Scott Faber, vice president of Government Affairs for the Environmental Working Group, called Beck’s appointment, in an administration that has pledged to drain Washington’s swamp, “the most brazen act of hypocrisy yet. There’s no one who has done more to delay and ultimately deny protection from chemicals linked to cancer than Nancy Beck. Trump’s EPA has completely abdicated its responsibility to keep us safe.”

Beck has worked in government before. She spent almost a decade, until 2012, at the Office of Management and Budget, where she advised the agency on chemical risks and policy.

Politicizing Science

A letter this month to Pruitt, signed by two dozen health and environmental groups, pointed to a report Beck wrote about risk assessment that was withdrawn after the National Academy of Sciences called it “fundamentally flawed.”

While she was at OMB, Beck’s actions were called into question as “potentially politicizing” the agency’s role to review EPA decisions on behalf of the White House and “second-guessing the professional judgment of career risk assessors,” Andy Igrejas, founder of Safer Chemicals Healthy Families, said in the letter.

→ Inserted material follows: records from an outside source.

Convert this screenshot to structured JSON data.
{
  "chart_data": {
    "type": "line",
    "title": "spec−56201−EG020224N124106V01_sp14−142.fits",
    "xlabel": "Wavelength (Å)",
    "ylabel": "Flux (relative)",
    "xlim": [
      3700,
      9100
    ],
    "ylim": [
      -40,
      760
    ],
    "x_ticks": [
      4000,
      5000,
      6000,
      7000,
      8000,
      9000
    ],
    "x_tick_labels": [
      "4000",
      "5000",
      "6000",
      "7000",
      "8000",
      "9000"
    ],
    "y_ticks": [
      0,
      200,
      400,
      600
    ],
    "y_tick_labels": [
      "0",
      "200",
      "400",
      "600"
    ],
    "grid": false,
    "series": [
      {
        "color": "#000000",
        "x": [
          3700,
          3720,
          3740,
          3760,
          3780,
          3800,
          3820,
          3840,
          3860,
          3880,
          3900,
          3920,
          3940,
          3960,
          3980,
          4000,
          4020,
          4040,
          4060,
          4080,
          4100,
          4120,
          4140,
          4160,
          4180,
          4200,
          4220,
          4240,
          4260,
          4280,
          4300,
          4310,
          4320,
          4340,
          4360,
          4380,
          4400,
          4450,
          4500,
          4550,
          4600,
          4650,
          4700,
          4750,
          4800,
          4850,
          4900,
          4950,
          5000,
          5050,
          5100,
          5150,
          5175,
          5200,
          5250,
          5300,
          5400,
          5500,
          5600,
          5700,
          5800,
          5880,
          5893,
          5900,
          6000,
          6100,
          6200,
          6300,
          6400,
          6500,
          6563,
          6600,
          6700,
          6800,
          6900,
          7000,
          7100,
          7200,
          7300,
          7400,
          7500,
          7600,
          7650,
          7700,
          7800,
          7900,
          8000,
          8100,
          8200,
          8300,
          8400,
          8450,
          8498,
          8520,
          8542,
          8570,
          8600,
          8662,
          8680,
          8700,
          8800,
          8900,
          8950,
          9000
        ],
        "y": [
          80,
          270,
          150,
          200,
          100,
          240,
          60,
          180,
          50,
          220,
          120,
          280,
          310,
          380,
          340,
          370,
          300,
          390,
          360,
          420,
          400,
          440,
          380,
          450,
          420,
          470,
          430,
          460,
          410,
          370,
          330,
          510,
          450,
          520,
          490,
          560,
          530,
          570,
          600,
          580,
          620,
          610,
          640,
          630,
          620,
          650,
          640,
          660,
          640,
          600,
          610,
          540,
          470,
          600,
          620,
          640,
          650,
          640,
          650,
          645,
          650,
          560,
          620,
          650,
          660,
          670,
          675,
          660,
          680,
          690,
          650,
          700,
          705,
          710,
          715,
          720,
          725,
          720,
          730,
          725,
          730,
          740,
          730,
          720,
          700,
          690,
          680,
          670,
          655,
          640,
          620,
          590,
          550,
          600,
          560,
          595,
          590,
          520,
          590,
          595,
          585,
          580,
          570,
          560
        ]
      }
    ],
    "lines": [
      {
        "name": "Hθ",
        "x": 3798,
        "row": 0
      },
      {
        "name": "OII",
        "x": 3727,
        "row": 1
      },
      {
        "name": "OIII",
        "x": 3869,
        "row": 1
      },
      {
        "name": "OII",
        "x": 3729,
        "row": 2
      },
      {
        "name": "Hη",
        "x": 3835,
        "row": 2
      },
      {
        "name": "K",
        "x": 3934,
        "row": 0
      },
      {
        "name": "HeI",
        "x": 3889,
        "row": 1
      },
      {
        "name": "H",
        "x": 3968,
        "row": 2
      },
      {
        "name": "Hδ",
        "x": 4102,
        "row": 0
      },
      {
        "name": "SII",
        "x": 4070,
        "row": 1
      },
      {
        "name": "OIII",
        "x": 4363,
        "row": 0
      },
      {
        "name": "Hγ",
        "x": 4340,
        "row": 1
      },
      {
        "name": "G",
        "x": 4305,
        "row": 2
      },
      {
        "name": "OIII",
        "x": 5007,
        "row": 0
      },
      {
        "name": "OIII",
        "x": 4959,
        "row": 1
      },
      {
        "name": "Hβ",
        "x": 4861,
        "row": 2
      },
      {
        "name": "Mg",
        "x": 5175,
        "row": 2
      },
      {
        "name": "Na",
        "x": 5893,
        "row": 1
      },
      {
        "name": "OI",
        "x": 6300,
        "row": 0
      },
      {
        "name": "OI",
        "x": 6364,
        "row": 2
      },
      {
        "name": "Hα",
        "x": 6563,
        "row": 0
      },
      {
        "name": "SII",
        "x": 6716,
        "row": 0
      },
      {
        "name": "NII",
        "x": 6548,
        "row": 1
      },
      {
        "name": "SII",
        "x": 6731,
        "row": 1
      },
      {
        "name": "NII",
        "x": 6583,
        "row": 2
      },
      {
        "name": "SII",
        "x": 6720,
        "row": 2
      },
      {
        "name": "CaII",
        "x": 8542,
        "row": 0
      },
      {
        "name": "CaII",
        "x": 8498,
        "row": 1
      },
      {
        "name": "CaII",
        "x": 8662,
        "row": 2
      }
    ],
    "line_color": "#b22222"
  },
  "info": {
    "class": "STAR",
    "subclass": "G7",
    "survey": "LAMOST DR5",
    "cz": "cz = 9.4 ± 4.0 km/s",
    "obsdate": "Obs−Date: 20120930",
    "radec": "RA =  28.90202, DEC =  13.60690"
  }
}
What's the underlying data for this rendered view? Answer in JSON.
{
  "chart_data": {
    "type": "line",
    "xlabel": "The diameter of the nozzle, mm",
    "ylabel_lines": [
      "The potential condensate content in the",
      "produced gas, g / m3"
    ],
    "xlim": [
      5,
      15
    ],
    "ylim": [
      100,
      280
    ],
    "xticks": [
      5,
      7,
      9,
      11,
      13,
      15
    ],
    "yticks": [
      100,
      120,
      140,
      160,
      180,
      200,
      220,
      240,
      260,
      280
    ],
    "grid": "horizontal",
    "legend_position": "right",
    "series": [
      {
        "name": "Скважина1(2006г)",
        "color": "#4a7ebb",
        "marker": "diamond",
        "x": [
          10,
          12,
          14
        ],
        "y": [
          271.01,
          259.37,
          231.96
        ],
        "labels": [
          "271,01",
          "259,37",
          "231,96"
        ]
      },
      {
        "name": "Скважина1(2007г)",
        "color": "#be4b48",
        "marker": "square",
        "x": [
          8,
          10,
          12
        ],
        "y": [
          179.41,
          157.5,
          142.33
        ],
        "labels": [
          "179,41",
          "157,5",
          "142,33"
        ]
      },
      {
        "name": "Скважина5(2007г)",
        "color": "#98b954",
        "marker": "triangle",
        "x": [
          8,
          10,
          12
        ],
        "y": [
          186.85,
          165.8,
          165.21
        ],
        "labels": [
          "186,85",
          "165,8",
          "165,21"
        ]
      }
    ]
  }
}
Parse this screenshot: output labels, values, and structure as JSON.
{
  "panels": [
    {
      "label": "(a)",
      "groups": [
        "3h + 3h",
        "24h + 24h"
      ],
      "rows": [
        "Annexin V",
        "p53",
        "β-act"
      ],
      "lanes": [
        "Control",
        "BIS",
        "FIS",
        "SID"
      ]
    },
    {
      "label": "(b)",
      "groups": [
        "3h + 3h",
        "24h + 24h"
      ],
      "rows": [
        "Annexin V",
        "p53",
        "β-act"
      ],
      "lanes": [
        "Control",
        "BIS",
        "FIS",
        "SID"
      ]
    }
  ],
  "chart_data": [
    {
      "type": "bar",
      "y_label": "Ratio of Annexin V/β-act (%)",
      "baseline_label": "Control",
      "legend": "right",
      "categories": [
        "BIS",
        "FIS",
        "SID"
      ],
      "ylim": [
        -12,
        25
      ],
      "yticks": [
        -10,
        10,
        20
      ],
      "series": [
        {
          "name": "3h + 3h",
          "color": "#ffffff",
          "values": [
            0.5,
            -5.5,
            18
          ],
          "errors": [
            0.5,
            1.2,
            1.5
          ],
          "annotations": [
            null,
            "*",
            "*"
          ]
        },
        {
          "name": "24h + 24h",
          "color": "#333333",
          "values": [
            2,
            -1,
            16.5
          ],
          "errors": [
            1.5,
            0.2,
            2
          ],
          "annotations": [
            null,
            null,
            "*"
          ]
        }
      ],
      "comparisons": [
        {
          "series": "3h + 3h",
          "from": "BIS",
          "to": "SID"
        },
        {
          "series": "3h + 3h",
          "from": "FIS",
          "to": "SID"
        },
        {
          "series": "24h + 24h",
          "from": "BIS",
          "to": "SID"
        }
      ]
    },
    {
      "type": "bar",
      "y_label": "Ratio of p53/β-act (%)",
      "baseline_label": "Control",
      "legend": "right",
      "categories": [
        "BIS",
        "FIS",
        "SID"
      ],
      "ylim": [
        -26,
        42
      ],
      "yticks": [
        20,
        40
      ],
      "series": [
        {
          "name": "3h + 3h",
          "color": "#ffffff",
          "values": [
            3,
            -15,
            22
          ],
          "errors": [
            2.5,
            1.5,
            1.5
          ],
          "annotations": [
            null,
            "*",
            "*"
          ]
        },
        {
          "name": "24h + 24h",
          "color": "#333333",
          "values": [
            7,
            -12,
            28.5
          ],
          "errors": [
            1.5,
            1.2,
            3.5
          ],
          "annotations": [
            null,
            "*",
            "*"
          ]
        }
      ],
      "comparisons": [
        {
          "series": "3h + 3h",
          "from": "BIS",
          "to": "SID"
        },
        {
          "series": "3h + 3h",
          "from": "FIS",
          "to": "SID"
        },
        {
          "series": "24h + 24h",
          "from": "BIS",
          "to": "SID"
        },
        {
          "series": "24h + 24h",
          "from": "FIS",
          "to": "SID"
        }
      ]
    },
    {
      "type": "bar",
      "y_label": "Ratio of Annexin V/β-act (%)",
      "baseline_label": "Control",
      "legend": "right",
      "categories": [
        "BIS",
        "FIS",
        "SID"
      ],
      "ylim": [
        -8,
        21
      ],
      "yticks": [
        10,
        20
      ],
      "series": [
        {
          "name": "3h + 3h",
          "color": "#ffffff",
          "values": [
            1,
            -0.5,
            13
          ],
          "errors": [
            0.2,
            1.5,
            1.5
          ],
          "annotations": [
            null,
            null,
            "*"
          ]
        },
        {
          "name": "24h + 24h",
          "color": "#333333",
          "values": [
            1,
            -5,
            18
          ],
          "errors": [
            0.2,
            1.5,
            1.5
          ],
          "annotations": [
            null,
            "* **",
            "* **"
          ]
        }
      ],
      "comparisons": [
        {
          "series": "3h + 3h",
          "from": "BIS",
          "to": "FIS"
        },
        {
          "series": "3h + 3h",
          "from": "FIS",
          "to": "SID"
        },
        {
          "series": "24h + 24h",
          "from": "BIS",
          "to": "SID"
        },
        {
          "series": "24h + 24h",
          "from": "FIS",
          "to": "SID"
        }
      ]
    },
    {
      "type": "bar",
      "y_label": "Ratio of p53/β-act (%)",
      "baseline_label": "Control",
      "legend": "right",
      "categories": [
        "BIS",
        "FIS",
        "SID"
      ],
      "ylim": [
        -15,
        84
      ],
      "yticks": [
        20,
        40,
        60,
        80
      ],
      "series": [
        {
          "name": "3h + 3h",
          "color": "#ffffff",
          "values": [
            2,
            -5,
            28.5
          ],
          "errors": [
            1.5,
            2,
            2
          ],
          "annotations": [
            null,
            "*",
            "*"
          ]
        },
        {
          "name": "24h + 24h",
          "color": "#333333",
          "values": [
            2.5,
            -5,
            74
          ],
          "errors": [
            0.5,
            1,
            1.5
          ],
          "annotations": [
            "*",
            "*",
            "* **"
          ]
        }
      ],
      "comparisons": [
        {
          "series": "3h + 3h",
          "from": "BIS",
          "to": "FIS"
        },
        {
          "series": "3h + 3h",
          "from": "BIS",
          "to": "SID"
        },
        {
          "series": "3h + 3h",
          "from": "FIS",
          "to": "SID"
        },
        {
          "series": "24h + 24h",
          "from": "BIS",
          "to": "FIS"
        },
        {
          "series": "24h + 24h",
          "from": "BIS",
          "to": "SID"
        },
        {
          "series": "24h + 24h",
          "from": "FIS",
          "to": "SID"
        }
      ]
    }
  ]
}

Beck was front and center in negotiations over revising the 40-year-old toxics regulations signed into law last year, said Andrew Rosenberg, director of the Center for Science and Democracy at the Union of Concerned Scientists. Her former group, the ACC, has pushed back on regulation in the face of what will always be a degree of uncertainty of how substances impact human health, he said.

“If you only restrict when you’re certain, you wouldn’t do anything,” Rosenberg said. “The position at EPA is to protect the public interest.”